Medical training - in recognition of the substantial burden
of global morbidity and mortality that is related to violence
and the fact that violence and injury as a threat to health is
largely absent from medical training, the medical profession should
take steps to ensure the integration of injury and violence prevention
into medical school curricula.
Prevention - the medical profession should use the unique
opportunity during clinical encounters, where appropriate, to
counsel patients and families with respect to creating safer,
less violent household environments. They can also use their clinical
judgment to detect victims of violence or those at potential risk
for violence and make arrangements for appropriate care.

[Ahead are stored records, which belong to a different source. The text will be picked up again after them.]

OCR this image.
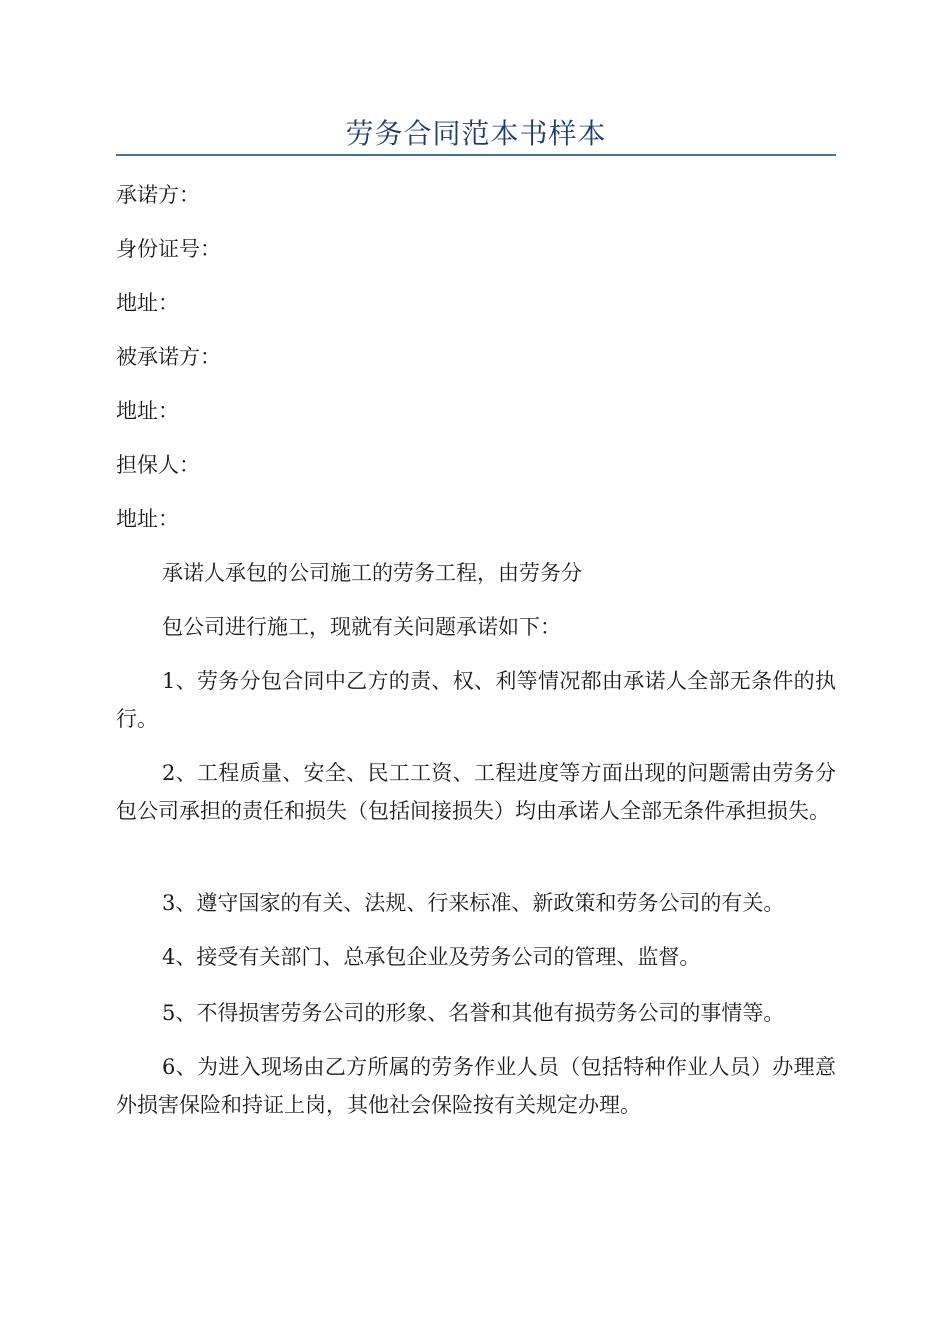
劳务合同范本书样本
承诺方：
身份证号：
地址：
被承诺方：
地址：
担保人：
地址：
承诺人承包的公司施工的劳务工程，由劳务分
包公司进行施工，现就有关问题承诺如下：
1、劳务分包合同中乙方的责、权、利等情况都由承诺人全部无条件的执行。
2、工程质量、安全、民工工资、工程进度等方面出现的问题需由劳务分包公司承担的责任和损失（包括间接损失）均由承诺人全部无条件承担损失。
3、遵守国家的有关、法规、行来标准、新政策和劳务公司的有关。
4、接受有关部门、总承包企业及劳务公司的管理、监督。
5、不得损害劳务公司的形象、名誉和其他有损劳务公司的事情等。
6、为进入现场由乙方所属的劳务作业人员（包括特种作业人员）办理意外损害保险和持证上岗，其他社会保险按有关规定办理。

Coordination of victim assistance - whether through detecting
victims that may suffer from violence but do not know how to bring
themselves to medical attention, or through appropriate referral
to deal with the related health conditions or the physical, psychosocial
or long-term disability associated with injury, doctors can play
a vital role in enhancing the quality and comprehensiveness of
victim assistance.
Research - violence is an under-documented global public
health problem. Better understanding of causes and consequences
of violence is necessary, along with an enhanced understanding
of the effectiveness of various strategies to prevent violence.
Social example - the medical profession should contribute
to the creation and reinforcement of social norms by not participating
in or tolerating various forms of violence, such as torture or
mistreatment or neglect of certain populations such as prisoners,
and actively opposing such violence.
Policy-making - many countries still lack comprehensive
national or local violence prevention policies and plans of action.
The medical profession should encourage the development of such
policies and in some cases take a leading role in developing them.